I’m reviewing statistics and epidemiology, but I needed a reminder about the difference between probability and odds. I found Rahul Patwari’s video on Odds Ratios and Risk Ratios helpful, and I borrow from his example in the explanation below. (By the way, it’s good practice to check the URL of any link online to see where it leads. To do this for a web browser, search for how to turn on your status bar.) Three short phrases may help you to remember the difference between these two concepts:

The denominator makes the difference.

Probability is a whole other problem.

Odd one’s out.

Probability is a whole other problem. If you have 10 patients taking a drug, and the 6 experience cardiac events related to that drug, then the probability of experiencing a cardiac event when taking the drug is 6/10 (or 0.6), where 6 is the number of events and 10 is the whole number of patients.

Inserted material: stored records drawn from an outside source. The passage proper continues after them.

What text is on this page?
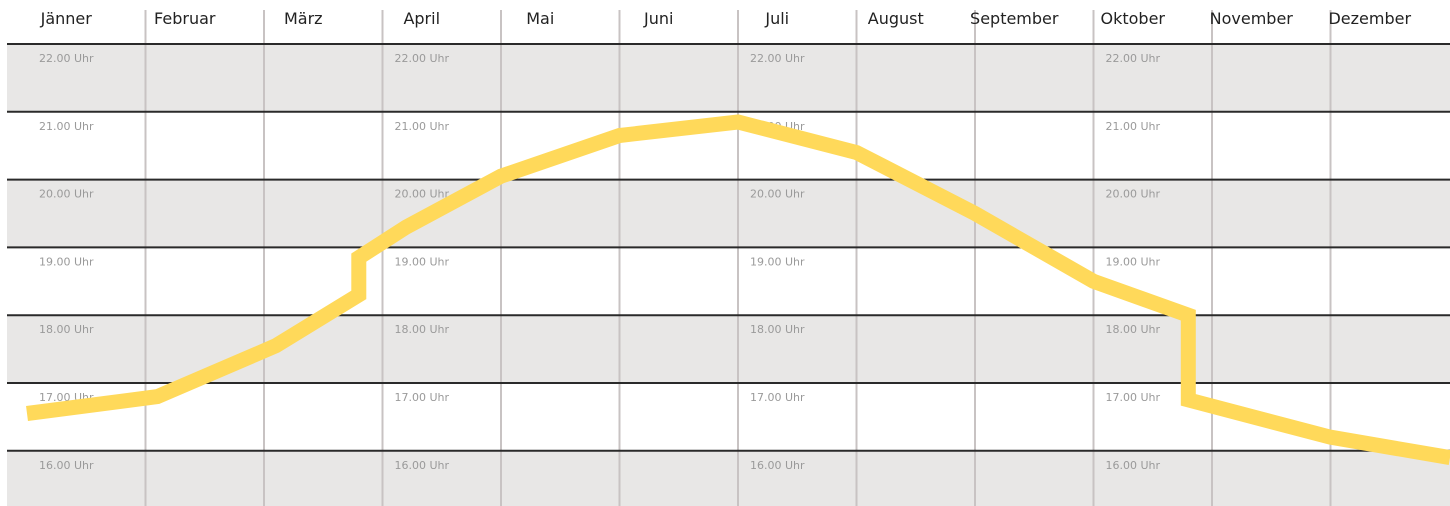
Jänner	Februar	März	April	Mai	Juni	Juli	August	September	Oktober	November Dezember
22.00 Uhr
21.00 Uhr
20.00 Uhr
19.00 Uhr
18.00 Uhr
17.00 Uhr
16.00 Uhr
22.00 Uhr
21.00 Uhr
20.00 Uhr
19.00 Uhr
18.00 Uhr
17.00 Uhr
16.00 Uhr
22.00 Uhr
21.00 Uhr
20.00 Uhr
19.00 Uhr
18.00 Uhr
17.00 Uhr
16.00 Uhr
22.00 Uhr
21.00 Uhr
20.00 Uhr
19.00 Uhr
18.00 Uhr
17.00 Uhr
16.00 Uhr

Odd one’s out. In that same example, the odds of experiencing a cardiac event when taking the drug are 6/4 (or 3/2), where 6 is the number of events and 4 is the number of cases in which an event might have occurred but did not. I like to think of the latter as “non-events” that are left out after we count all of the events, since we are often more interested in the events rather than we are the “non-events”.

The denominator makes the difference. In the case of probability, the denominator represents the whole group. In the case of odds, the denominator represents those odd events that were left out, in terms of the events we were studying.